Tim Gadanidis - Ribenyu mo liuchang ni huasemasu!

Here’s a funny and embarrassing story about “AI” and text-to-speech. TikTok recently introduced “Digital Avatars”, which they are selling as a way to “scale creative strategies” and “localize global campaigns”. One of the ways they are supposed to do that is by allowing influencers to reach audiences who speak other languages: a model trained on the influencer’s voice can output a machine-translated version of the original marketing text, making it appear as though they can really speak that language and helping them Connect More Authentically With Global Markets.

Forget about how horrifyingly dystopian this all is for a minute and watch this video of TikTok head of Global Ops, Adrienne Lahens, demoing her own avatar:

The relevant bit about language is from [00:21–00:39]. Here’s a transcription of that section:

We believe this technology has the potential to fuel the creator economy and offer new avenues for creators and marketers to scale their content globally. In fact, I can now speak over 30 different languages, from español [Spanish] to français [French], ich kann Deutsch sprechen [I can speak German], ribenyu mo liuchang ni huasemasu [gibberish, but transcribed as “I can even speak Japanese fluently”].

What happened at the end there? Anyone with a rudimentary knowledge of Japanese could tell you that that’s not Japanese.

It looks like the machine translation of “I can even speak Japanese fluently” was 日本語も流暢に話せます. Here’s the transliteration and gloss:

日本語	も	流暢	に	話	せます
nihongo	mo	ryuuchou	ni	hanasemasu
Japanese	even	fluent	-ly	can-speak

Anyone can see that ribenyu and nihongo (for example) are completely different. Why couldn’t the text-to-speech model output the correct pronunciation? The reason lies in the Japanese writing system and the way it is encoded in modern computing.

The Japanese writing system includes kana (仮名), which are exclusive to Japanese, and kanji (漢字), which originate from Chinese. Characters in this latter set are commonly known as Chinese characters or “Han characters”. Aside from Japanese, they are mainly used in writing Chinese languages such as Mandarin and Cantonese, and historically were also used in writing Vietnamese and Korean. While some characters or character forms are exclusive to a particular writing system (e.g., 込 is only used in Japanese, and simplified Chinese characters are mainly used in China and Singapore), many characters are similar or identical across languages. For example, 大 means “big” and is the same in every single writing system that uses Han characters. And 直 (Japanese) and 直 (Chinese) are variants of the same character. (These should look slightly different, but may look the same if your browser is not properly configured to display Japanese and Chinese character sets differently.)

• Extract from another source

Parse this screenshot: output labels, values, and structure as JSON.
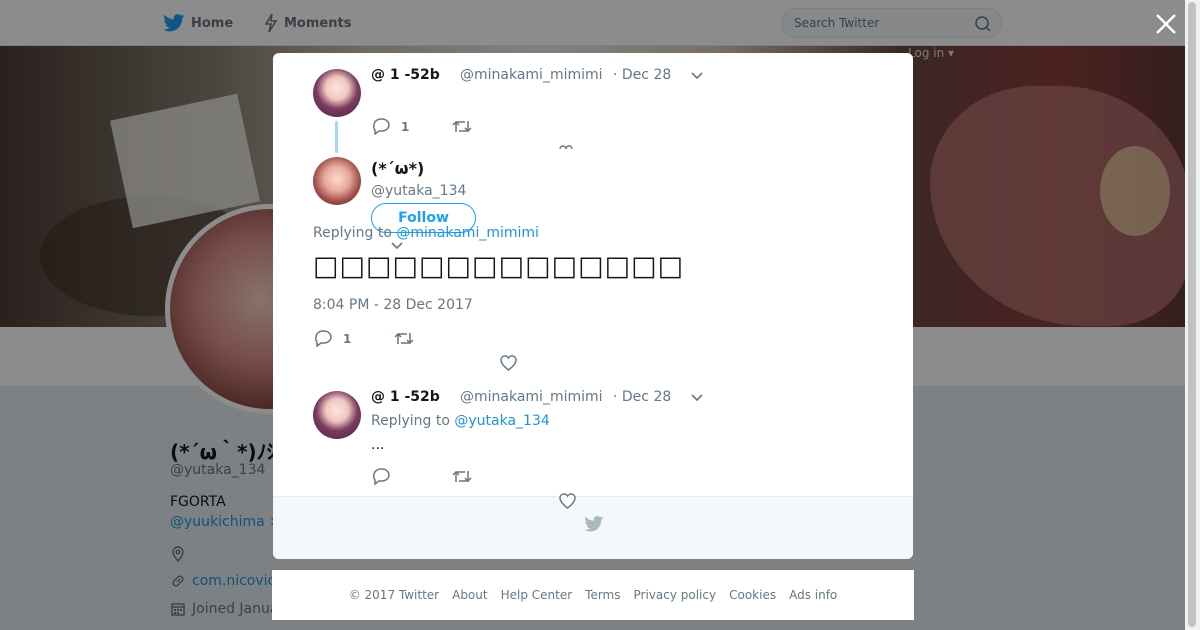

Today, most text used in computing is encoded with Unicode, a text encoding system that aims to allow for encoding and representing text in every human writing system. Because so many Han characters overlap, the Unicode Consortium didn’t want to encode characters like 大 multiple times for each writing system that used them, which would have been a waste of space. Instead, they decided to encode them once, and have the same code point used in multiple writing systems. They also went a step further and encoded variants of the same character, like 直 (Japanese) and 直 (Chinese), using the same code point, which turned out to be a bit controversial, since some people feel quite strongly that their version of a given character should be recognized as distinct. The process of mapping different writing systems to the same unified character set was called Han unification. Because of Han unification, to a computer, unless the character set to be used is marked somehow, there is no way to tell what language a given Han character is being used for, just like the letter “a” is the same character whether it is used in English, French, German, Esperanto, or some other language that uses it. One way to indicate which language is being used is the HTML lang attribute, which is what I am using to display the different variants on this page, but that only works when you are writing in HTML.

Of course, a human being or a sophisticated computer program can rely on context to determine what is going on. For example, if we see 流暢に, the kana に is a clear clue that we are in Japanese, because kana are only used in Japanese. TikTok’s fancy “AI”-powered digital avatar software stack is evidently not sophisticated enough to do this, though. Instead, it reads all the Han characters using the Mandarin pronunciation, and reads all the kana using the Japanese pronunciation. This kind of primitive text-to-speech engine definitely isn’t what I would call “intelligent”!

Text:	日本語	も	流暢	に	話	せます
Mandarin:	rìběnyǔ		liúchàng		huà
Japanese:		mo		ni		semasu
End result:	rìběnyǔ	mo	liúchàng	ni	huà	semasu

Here are some lessons we can take away from this story:

Writing systems and text encoding are really interesting!
Most companies using “AI” to “innovate” are actually just sloppily gluing together existing technology and hoping people won’t know any better.
If you’re using this software for translation, you should probably get someone who actually speaks the language to check it afterwards to avoid embarrassing yourself. (But actually, creating and using a fake avatar of yourself to make your marketing videos more “authentic” might be embarrassing enough already.)